Ce vendredi marque le jour de notre dernier rendez-vous. Je pars en France dans quarante huit heures. Pour l'occasion, Peter, Rémus et Sirius se sont joints à nous aux Trois Balais. L'ambiance est bon enfant bien qu'un groupe d'ivrognes au fond de la pièce semble commencer à agacer la serveuse d'avantage encline aux avances de mon meilleur ami qu'aux déblatérations d'un poivrot sur la politique actuelle.
Lily Evans observe obstinément le dehors. Elle a insisté pour s'installer près de la fenêtre. C'est comme si elle avait toujours besoin de s'évader dans un autre monde que le sien. C'est comme si elle s'imaginait à la place des passants dehors pour pouvoir mieux accepter sa vie, ou du moins, pour pouvoir la supporter. Elle m'apparaît vulnérable, maintenant. Je comprends pourquoi Sirius l'a prise sous son aile. L'idée même de partir en France et de la laisser commence à me déranger.

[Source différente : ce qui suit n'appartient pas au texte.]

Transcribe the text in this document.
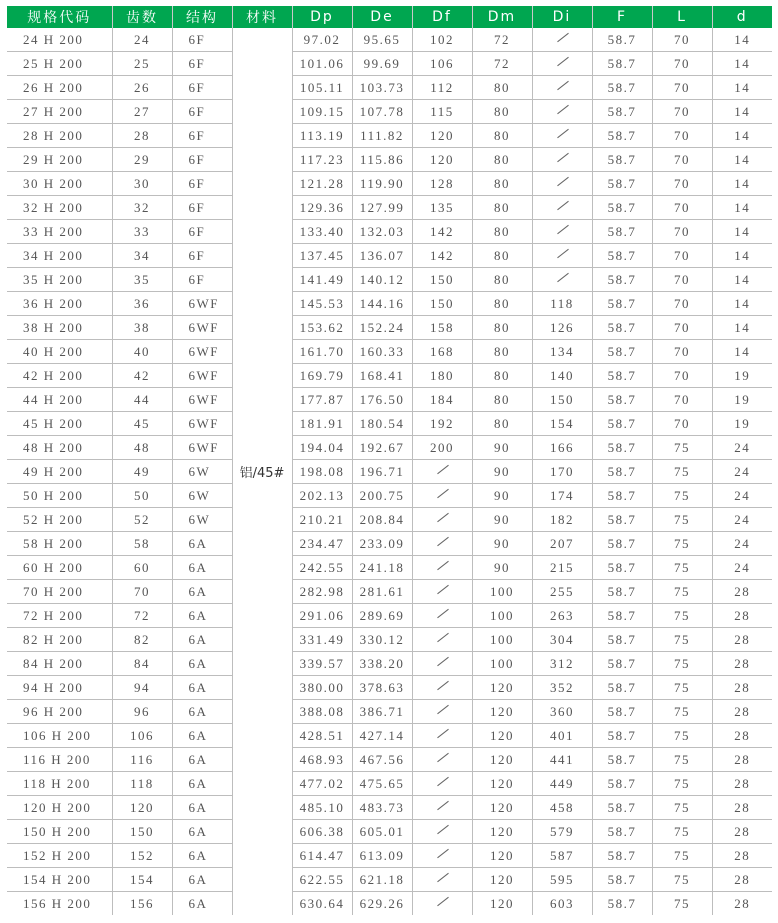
规格代码	齿数	结构	材料	Dp	De	Df	Dm	Di	F	L	d
24 H 200	24	6F	铝/45#	97.02	95.65	102	72		58.7	70	14
25 H 200	25	6F		101.06	99.69	106	72		58.7	70	14
26 H 200	26	6F		105.11	103.73	112	80		58.7	70	14
27 H 200	27	6F		109.15	107.78	115	80		58.7	70	14
28 H 200	28	6F		113.19	111.82	120	80		58.7	70	14
29 H 200	29	6F		117.23	115.86	120	80		58.7	70	14
30 H 200	30	6F		121.28	119.90	128	80		58.7	70	14
32 H 200	32	6F		129.36	127.99	135	80		58.7	70	14
33 H 200	33	6F		133.40	132.03	142	80		58.7	70	14
34 H 200	34	6F		137.45	136.07	142	80		58.7	70	14
35 H 200	35	6F		141.49	140.12	150	80		58.7	70	14
36 H 200	36	6WF		145.53	144.16	150	80	118	58.7	70	14
38 H 200	38	6WF		153.62	152.24	158	80	126	58.7	70	14
40 H 200	40	6WF		161.70	160.33	168	80	134	58.7	70	14
42 H 200	42	6WF		169.79	168.41	180	80	140	58.7	70	19
44 H 200	44	6WF		177.87	176.50	184	80	150	58.7	70	19
45 H 200	45	6WF		181.91	180.54	192	80	154	58.7	70	19
48 H 200	48	6WF		194.04	192.67	200	90	166	58.7	75	24
49 H 200	49	6W		198.08	196.71		90	170	58.7	75	24
50 H 200	50	6W		202.13	200.75		90	174	58.7	75	24
52 H 200	52	6W		210.21	208.84		90	182	58.7	75	24
58 H 200	58	6A		234.47	233.09		90	207	58.7	75	24
60 H 200	60	6A		242.55	241.18		90	215	58.7	75	24
70 H 200	70	6A		282.98	281.61		100	255	58.7	75	28
72 H 200	72	6A		291.06	289.69		100	263	58.7	75	28
82 H 200	82	6A		331.49	330.12		100	304	58.7	75	28
84 H 200	84	6A		339.57	338.20		100	312	58.7	75	28
94 H 200	94	6A		380.00	378.63		120	352	58.7	75	28
96 H 200	96	6A		388.08	386.71		120	360	58.7	75	28
106 H 200	106	6A		428.51	427.14		120	401	58.7	75	28
116 H 200	116	6A		468.93	467.56		120	441	58.7	75	28
118 H 200	118	6A		477.02	475.65		120	449	58.7	75	28
120 H 200	120	6A		485.10	483.73		120	458	58.7	75	28
150 H 200	150	6A		606.38	605.01		120	579	58.7	75	28
152 H 200	152	6A		614.47	613.09		120	587	58.7	75	28
154 H 200	154	6A		622.55	621.18		120	595	58.7	75	28
156 H 200	156	6A		630.64	629.26		120	603	58.7	75	28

J'écoute distraitement la conversation des garçons sans pour autant m'en mêler. Lily Evans a réussi à attirer mon attention. Elle a réussi à faire disparaître l'animosité que je ressentais à son égard pour la transformer en réel intérêt. Et si elle pétait un câble, pendant que j'étais parti ? Et si personne ne pouvait la retenir ? Et si elle se mettait dans une sale situation et qu'on était obligé de l'enfermer à Azkaban ?
Elle est trop jeune, pour ça. Elle a vécu des horreurs, et pourtant, lorsqu'elle ne fait pas attention, elle nous laisse encore entrevoir l'insouciance de sa jeunesse sur les traits fins de son visage. Elle ne mérite pas ça. Elle ne mérite pas d'être enfermée quelque part parce que pendant un bref moment, elle a oublié qu'elle ne devait pas se laisser contrôler par la haine qui la ronge.

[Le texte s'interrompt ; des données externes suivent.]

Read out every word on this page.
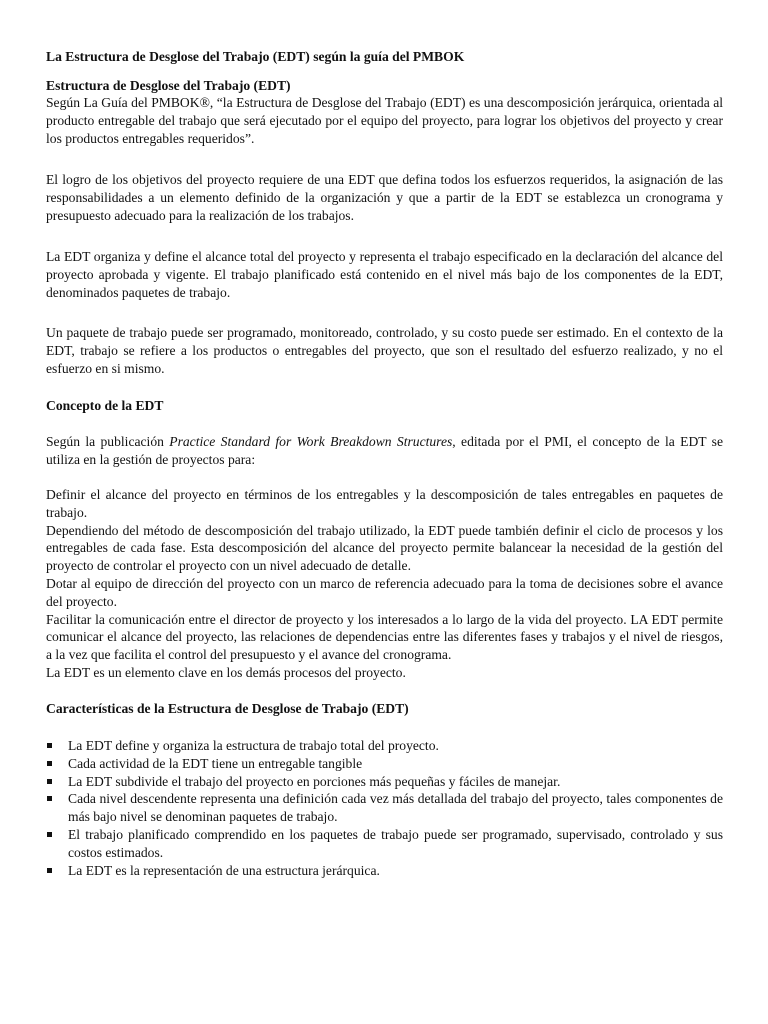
La Estructura de Desglose del Trabajo (EDT) según la guía del PMBOK

Estructura de Desglose del Trabajo (EDT)

Según La Guía del PMBOK®, “la Estructura de Desglose del Trabajo (EDT) es una descomposición jerárquica, orientada al producto entregable del trabajo que será ejecutado por el equipo del proyecto, para lograr los objetivos del proyecto y crear los productos entregables requeridos”.

El logro de los objetivos del proyecto requiere de una EDT que defina todos los esfuerzos requeridos, la asignación de las responsabilidades a un elemento definido de la organización y que a partir de la EDT se establezca un cronograma y presupuesto adecuado para la realización de los trabajos.

La EDT organiza y define el alcance total del proyecto y representa el trabajo especificado en la declaración del alcance del proyecto aprobada y vigente. El trabajo planificado está contenido en el nivel más bajo de los componentes de la EDT, denominados paquetes de trabajo.

Un paquete de trabajo puede ser programado, monitoreado, controlado, y su costo puede ser estimado. En el contexto de la EDT, trabajo se refiere a los productos o entregables del proyecto, que son el resultado del esfuerzo realizado, y no el esfuerzo en si mismo.

Concepto de la EDT

Según la publicación Practice Standard for Work Breakdown Structures, editada por el PMI, el concepto de la EDT se utiliza en la gestión de proyectos para:

Definir el alcance del proyecto en términos de los entregables y la descomposición de tales entregables en paquetes de trabajo.
Dependiendo del método de descomposición del trabajo utilizado, la EDT puede también definir el ciclo de procesos y los entregables de cada fase. Esta descomposición del alcance del proyecto permite balancear la necesidad de la gestión del proyecto de controlar el proyecto con un nivel adecuado de detalle.
Dotar al equipo de dirección del proyecto con un marco de referencia adecuado para la toma de decisiones sobre el avance del proyecto.
Facilitar la comunicación entre el director de proyecto y los interesados a lo largo de la vida del proyecto. LA EDT permite comunicar el alcance del proyecto, las relaciones de dependencias entre las diferentes fases y trabajos y el nivel de riesgos, a la vez que facilita el control del presupuesto y el avance del cronograma.
La EDT es un elemento clave en los demás procesos del proyecto.

Características de la Estructura de Desglose de Trabajo (EDT)

La EDT define y organiza la estructura de trabajo total del proyecto.
Cada actividad de la EDT tiene un entregable tangible
La EDT subdivide el trabajo del proyecto en porciones más pequeñas y fáciles de manejar.
Cada nivel descendente representa una definición cada vez más detallada del trabajo del proyecto, tales componentes de más bajo nivel se denominan paquetes de trabajo.
El trabajo planificado comprendido en los paquetes de trabajo puede ser programado, supervisado, controlado y sus costos estimados.
La EDT es la representación de una estructura jerárquica.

« Rends moi service, Lily, je commence à voix basse pour ne pas perturber la discussion des garçons.
_ Hmm ? »
Son visage se tourne lentement vers moi et elle m'interroge du regard. Ses grands yeux verts paraissent si innocents à la lumière tamisée de l'endroit que j'ai du mal à croire que c'est elle qui a séduit et tué un mangemort dans les toilettes d'un bar le jour de notre rencontre.
« Ne t'attire pas d'ennui quand je serai parti. »

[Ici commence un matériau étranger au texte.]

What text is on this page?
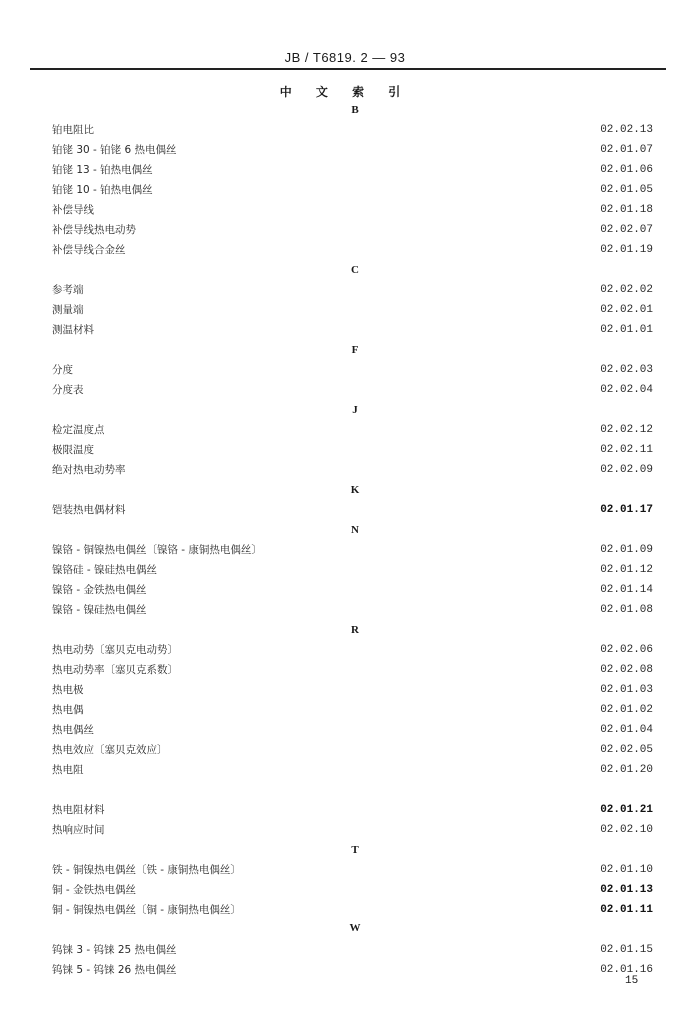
JB / T6819. 2 — 93
中 文 索 引
B
铂电阻比	02.02.13
铂铑 30 - 铂铑 6 热电偶丝	02.01.07
铂铑 13 - 铂热电偶丝	02.01.06
铂铑 10 - 铂热电偶丝	02.01.05
补偿导线	02.01.18
补偿导线热电动势	02.02.07
补偿导线合金丝	02.01.19
C
参考端	02.02.02
测量端	02.02.01
测温材料	02.01.01
F
分度	02.02.03
分度表	02.02.04
J
检定温度点	02.02.12
极限温度	02.02.11
绝对热电动势率	02.02.09
K
铠装热电偶材料	02.01.17
N
镍铬 - 铜镍热电偶丝〔镍铬 - 康铜热电偶丝〕	02.01.09
镍铬硅 - 镍硅热电偶丝	02.01.12
镍铬 - 金铁热电偶丝	02.01.14
镍铬 - 镍硅热电偶丝	02.01.08
R
热电动势〔塞贝克电动势〕	02.02.06
热电动势率〔塞贝克系数〕	02.02.08
热电极	02.01.03
热电偶	02.01.02
热电偶丝	02.01.04
热电效应〔塞贝克效应〕	02.02.05
热电阻	02.01.20
热电阻材料	02.01.21
热响应时间	02.02.10
T
铁 - 铜镍热电偶丝〔铁 - 康铜热电偶丝〕	02.01.10
铜 - 金铁热电偶丝	02.01.13
铜 - 铜镍热电偶丝〔铜 - 康铜热电偶丝〕	02.01.11
W
钨铼 3 - 钨铼 25 热电偶丝	02.01.15
钨铼 5 - 钨铼 26 热电偶丝	02.01.16
15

L'ombre d'un sourire passe sur son visage, et elle hoche laconiquement la tête, m'autorisant ensuite à focaliser toute mon attention sur mes amis, trinquant bruyamment avec eux. A mon départ. C'est ce moment là que choisi Sirius pour sortir une petite caisse en osier de sous la table et pour la poser devant Lily.
Elle l'observe en fronçant les sourcils, alors qu'il l'encourage du regard, et je me surprends à sourire en la voyant ouvrir la caisse et pousser une exclamation de joie. Une joie profonde. Comme un enfant qui découvre ses cadeaux au pied du sapin le jour de Noël. Ce soir, je suis heureux qu'elle soit heureuse, et je me reconnais à peine.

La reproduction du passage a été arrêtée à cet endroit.